C’est une première dans le retentissant procès des viols en série qui se tient actuellement devant la cour criminelle de Vaucluse, à Avignon. Lundi, pour la première fois depuis le début des plaidoiries, un avocat a plaidé l’acquittement de son client, reconnaissant une « imprudence » mais pas l’infraction, en l’absence de la « conscience du non consentement » de la victime.
Joseph C., accusé « atteinte sexuelle » et non de viol
L’accusé, Joseph C., 69 ans, est le seul des 51 prévenus de ce procès à ne pas être poursuivi pour viol ou tentative de viol, mais pour « atteinte sexuelle ». Les faits qui lui sont reprochés concernent Gisèle Pelicot, victime droguée à son insu par son mari Dominique Pelicot pendant une dizaine d’années, à leur domicile.
Contre ce retraité qui comparaît libre, le ministère public avait requis quatre ans de prison, la peine la moins élevée de son réquisitoire. Mais pour son avocat, Me Christophe Bruschi, Joseph C. ignorait que « l’ogre de Mazan » droguait son épouse.
La perception de la réalité « suppose quelques minutes »
Selon la défense, cette nuit du 9 au 10 juin 2020, l’accusé « avait le projet d’avoir une aventure libertine ». « Il s’assied sur le bord du lit, il fait quelques caresses sur les fesses et le sexe, ça va très vite, c’est tout sauf une agression sexuelle », a plaidé Me Bruschi. « La perception qu’on peut avoir de la réalité d’une situation, elle n’est jamais immédiate, cela suppose quelques minutes, ces minutes qu’il lui a fallu pour se rendre compte de la situation anormale », a-t-il ajouté.
Il n’y a pas d’élément moral, il n’a jamais eu la conscience du non consentement de Gisèle Pelicot et, dans ce cas, l’infraction n’existe pas.
Me Christophe Bruschi, avocat de Joseph C.
Des plaidoiries contrastées
Cette position tranche avec les plaidoiries des avocats des cinq premiers accusés la semaine dernière, dont celui de Dominique Pelicot, l' »ogre de Mazan ». Tous avaient plaidé coupable, même s’ils ont pour la plupart contesté le quantum des peines requises par le parquet.

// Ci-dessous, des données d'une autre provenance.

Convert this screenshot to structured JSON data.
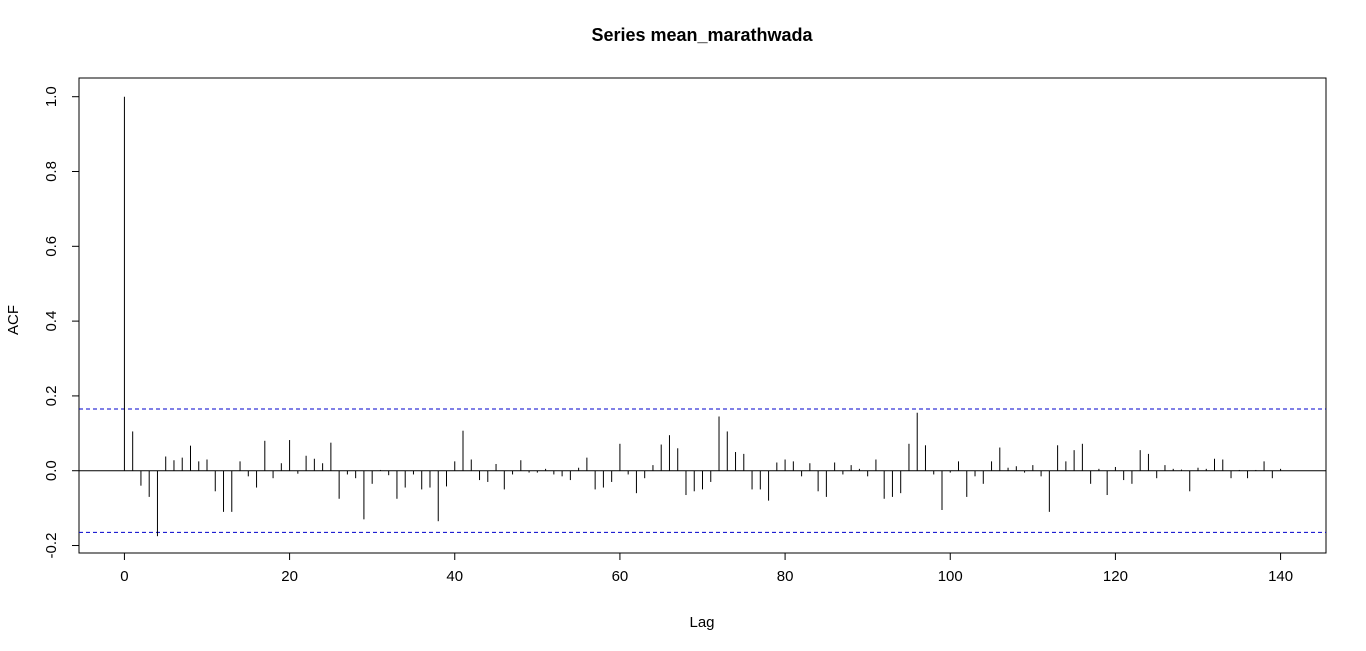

Un procès emblématique sur le consentement
Ce procès, qui juge au total 51 accusés, est emblématique des questions de consentement et de soumission chimique. Son verdict, très attendu, doit être rendu au plus tard le 20 décembre. Il marquera sans nul doute la jurisprudence sur ces sujets sensibles.
La plaidoirie de Me Bruschi soulève en effet la délicate question de la conscience du non consentement. Mais au-delà du cas de Joseph C., c’est bien l’ensemble de ce dossier hors normes qui interroge la notion de consentement dans un contexte de soumission chimique et de relations consenties en apparence.